Sunday, March 27, 2011

Trying to pull something positive out of the 2010 Census...

By now, you've probably heard endless analysis of the 2010 US Census results. In ten years, Detroit lost a quarter of its population and is at its lowest numbers since 1910. The Free Press published a pretty interesting map showing population change over the last ten years by census tract. The official count (713,777 residents) is apparently far lower than anyone expected, and Dave Bing plans to challenge that number. He might be right, because the Free Press article mentions that the Census undercounted Detroit by 50,000 residents in 2000, and the city was successful in getting the number changed.

The Census results are obviously bad news in many ways for Detroit -- on a practical level, the city will lose state and federal funding as well as representation in government. And this is just more glaring proof that the city's epic decline refuses to quit, even into the twenty-first century.

Still, I don't think these Census results mean that Detroit is on the brink of total collapse and that everyone should abandon ship as a quickly as possible. For one thing, I don't think it's necessarily devastating for Detroit to end up with a lower population than it had at its peak in the mid-twentieth century. Large population does not equal a better city. Honestly, I don't think it's that big of a surprise that Detroit lost 25% of its population. You'd be pretty hard-pressed to attract either new residents or businesses to most of the decaying neighborhoods on the far east and north sides. Most of the population movement in these areas is understandably moving out of, not into, the city.

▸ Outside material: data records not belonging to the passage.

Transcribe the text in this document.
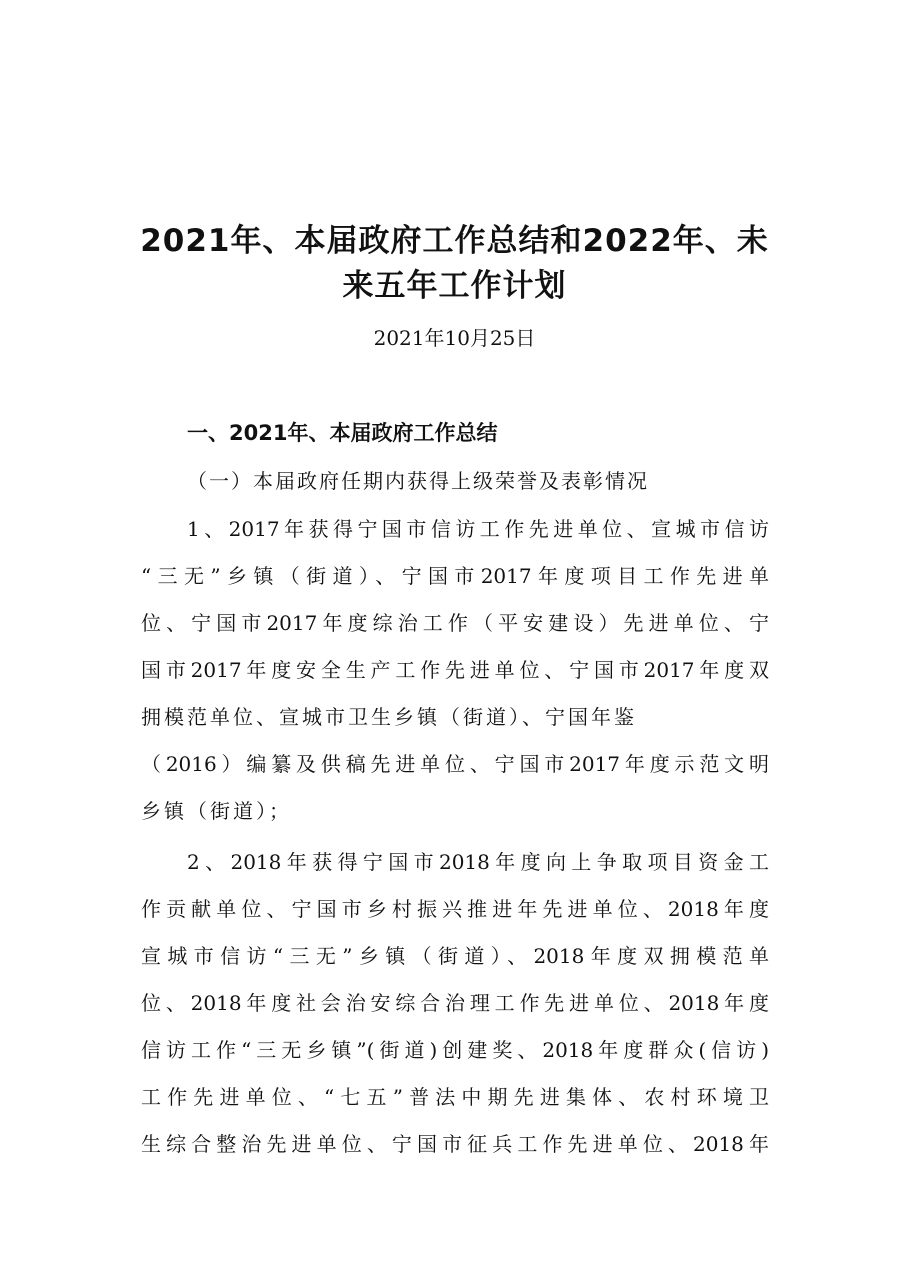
2021年、本届政府工作总结和2022年、未
来五年工作计划
2021年10月25日
一、2021年、本届政府工作总结
（一）本届政府任期内获得上级荣誉及表彰情况
1、2017年获得宁国市信访工作先进单位、宣城市信访
“三无”乡镇（街道）、宁国市2017年度项目工作先进单
位、宁国市2017年度综治工作（平安建设）先进单位、宁
国市2017年度安全生产工作先进单位、宁国市2017年度双
拥模范单位、宣城市卫生乡镇（街道）、宁国年鉴
（2016）编纂及供稿先进单位、宁国市2017年度示范文明
乡镇（街道）；
2、2018年获得宁国市2018年度向上争取项目资金工
作贡献单位、宁国市乡村振兴推进年先进单位、2018年度
宣城市信访“三无”乡镇（街道）、2018年度双拥模范单
位、2018年度社会治安综合治理工作先进单位、2018年度
信访工作“三无乡镇”(街道)创建奖、2018年度群众(信访)
工作先进单位、“七五”普法中期先进集体、农村环境卫
生综合整治先进单位、宁国市征兵工作先进单位、2018年
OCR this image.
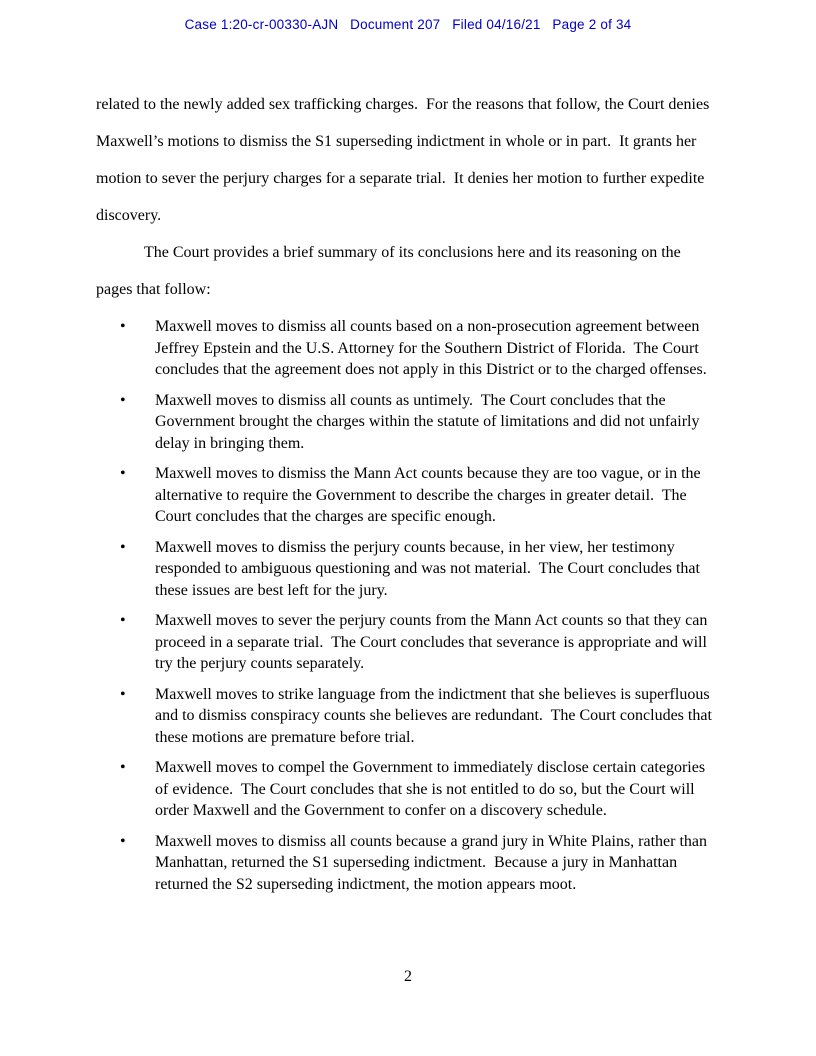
Case 1:20-cr-00330-AJN   Document 207   Filed 04/16/21   Page 2 of 34

related to the newly added sex trafficking charges.  For the reasons that follow, the Court denies Maxwell’s motions to dismiss the S1 superseding indictment in whole or in part.  It grants her motion to sever the perjury charges for a separate trial.  It denies her motion to further expedite discovery.

The Court provides a brief summary of its conclusions here and its reasoning on the pages that follow:

• Maxwell moves to dismiss all counts based on a non-prosecution agreement between Jeffrey Epstein and the U.S. Attorney for the Southern District of Florida.  The Court concludes that the agreement does not apply in this District or to the charged offenses.
• Maxwell moves to dismiss all counts as untimely.  The Court concludes that the Government brought the charges within the statute of limitations and did not unfairly delay in bringing them.
• Maxwell moves to dismiss the Mann Act counts because they are too vague, or in the alternative to require the Government to describe the charges in greater detail.  The Court concludes that the charges are specific enough.
• Maxwell moves to dismiss the perjury counts because, in her view, her testimony responded to ambiguous questioning and was not material.  The Court concludes that these issues are best left for the jury.
• Maxwell moves to sever the perjury counts from the Mann Act counts so that they can proceed in a separate trial.  The Court concludes that severance is appropriate and will try the perjury counts separately.
• Maxwell moves to strike language from the indictment that she believes is superfluous and to dismiss conspiracy counts she believes are redundant.  The Court concludes that these motions are premature before trial.
• Maxwell moves to compel the Government to immediately disclose certain categories of evidence.  The Court concludes that she is not entitled to do so, but the Court will order Maxwell and the Government to confer on a discovery schedule.
• Maxwell moves to dismiss all counts because a grand jury in White Plains, rather than Manhattan, returned the S1 superseding indictment.  Because a jury in Manhattan returned the S2 superseding indictment, the motion appears moot.
2
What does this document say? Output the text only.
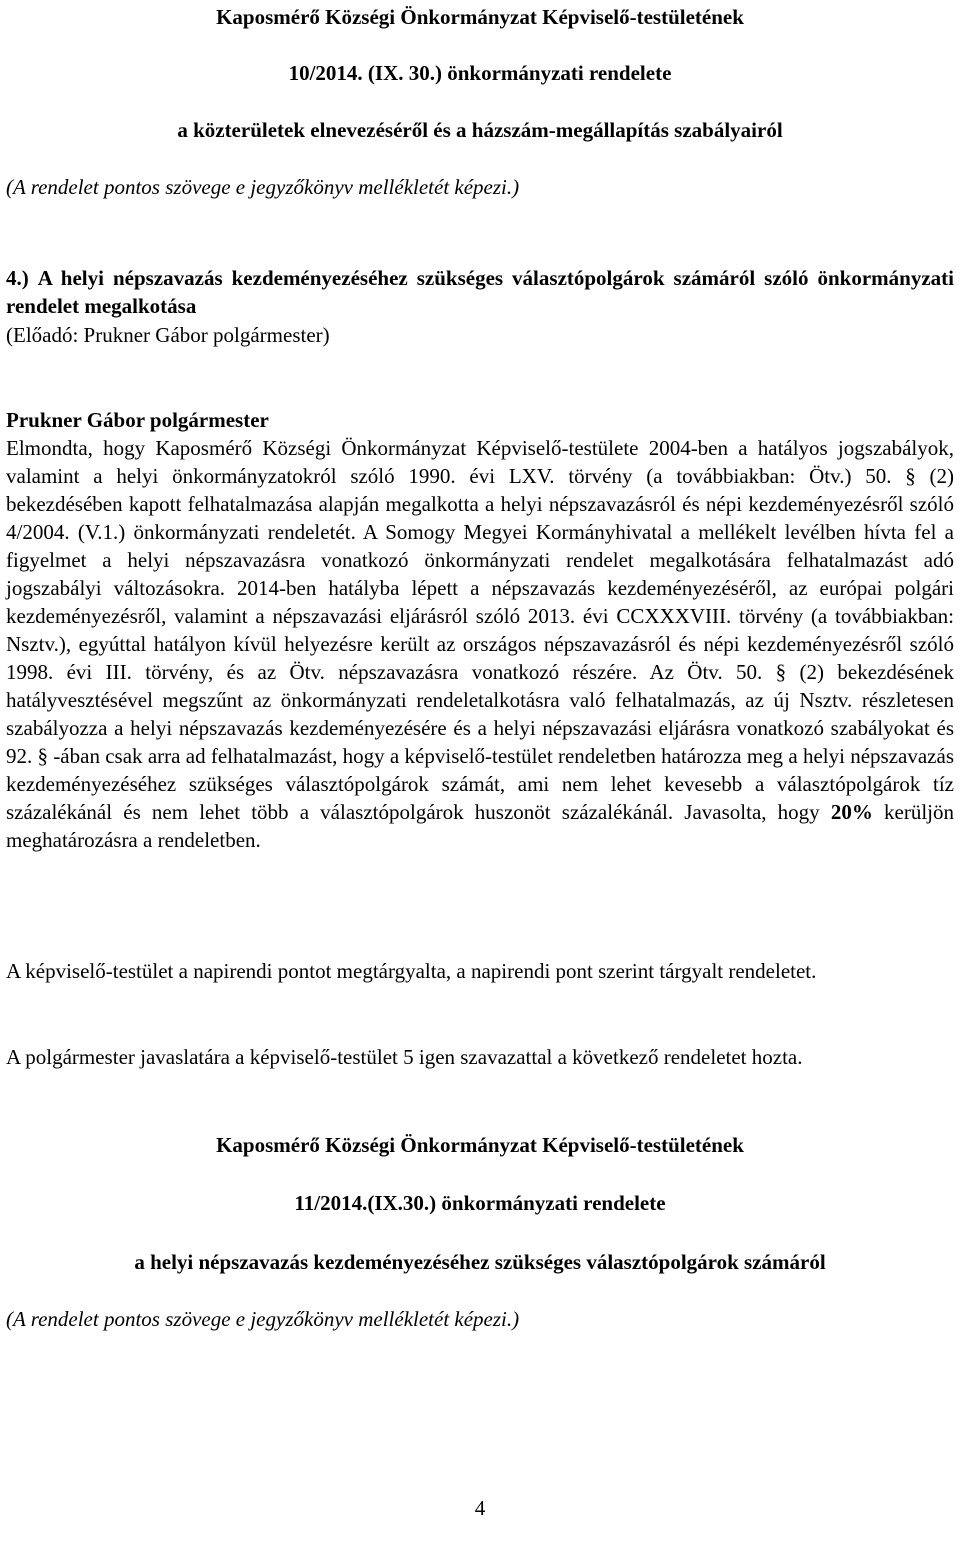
Kaposmérő Községi Önkormányzat Képviselő-testületének
10/2014. (IX. 30.) önkormányzati rendelete
a közterületek elnevezéséről és a házszám-megállapítás szabályairól
(A rendelet pontos szövege e jegyzőkönyv mellékletét képezi.)
4.) A helyi népszavazás kezdeményezéséhez szükséges választópolgárok számáról szóló önkormányzati rendelet megalkotása
(Előadó: Prukner Gábor polgármester)
Prukner Gábor polgármester
Elmondta, hogy Kaposmérő Községi Önkormányzat Képviselő-testülete 2004-ben a hatályos jogszabályok, valamint a helyi önkormányzatokról szóló 1990. évi LXV. törvény (a továbbiakban: Ötv.) 50. § (2) bekezdésében kapott felhatalmazása alapján megalkotta a helyi népszavazásról és népi kezdeményezésről szóló 4/2004. (V.1.) önkormányzati rendeletét. A Somogy Megyei Kormányhivatal a mellékelt levélben hívta fel a figyelmet a helyi népszavazásra vonatkozó önkormányzati rendelet megalkotására felhatalmazást adó jogszabályi változásokra. 2014-ben hatályba lépett a népszavazás kezdeményezéséről, az európai polgári kezdeményezésről, valamint a népszavazási eljárásról szóló 2013. évi CCXXXVIII. törvény (a továbbiakban: Nsztv.), egyúttal hatályon kívül helyezésre került az országos népszavazásról és népi kezdeményezésről szóló 1998. évi III. törvény, és az Ötv. népszavazásra vonatkozó részére. Az Ötv. 50. § (2) bekezdésének hatályvesztésével megszűnt az önkormányzati rendeletalkotásra való felhatalmazás, az új Nsztv. részletesen szabályozza a helyi népszavazás kezdeményezésére és a helyi népszavazási eljárásra vonatkozó szabályokat és 92. § -ában csak arra ad felhatalmazást, hogy a képviselő-testület rendeletben határozza meg a helyi népszavazás kezdeményezéséhez szükséges választópolgárok számát, ami nem lehet kevesebb a választópolgárok tíz százalékánál és nem lehet több a választópolgárok huszonöt százalékánál. Javasolta, hogy 20% kerüljön meghatározásra a rendeletben.
A képviselő-testület a napirendi pontot megtárgyalta, a napirendi pont szerint tárgyalt rendeletet.
A polgármester javaslatára a képviselő-testület 5 igen szavazattal a következő rendeletet hozta.
Kaposmérő Községi Önkormányzat Képviselő-testületének
11/2014.(IX.30.) önkormányzati rendelete
a helyi népszavazás kezdeményezéséhez szükséges választópolgárok számáról
(A rendelet pontos szövege e jegyzőkönyv mellékletét képezi.)
4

If you look at the Free Press map, the majority of census tracts which either gained population or lost relatively little population are clustered around the downtown/Wayne State/Woodbridge/Southwest Detroit area. These are clearly the areas that are attracting the most attention. If Detroit ended up as a smaller, more dense city with a lot of green space and great public transportation, I think that would be an overwhelmingly positive change. So, the Census results basically validate what Bing has been trying to do -- stop wasting resources trying to desperately fill in a sprawling, disconnected city. Detroit can be smaller and better.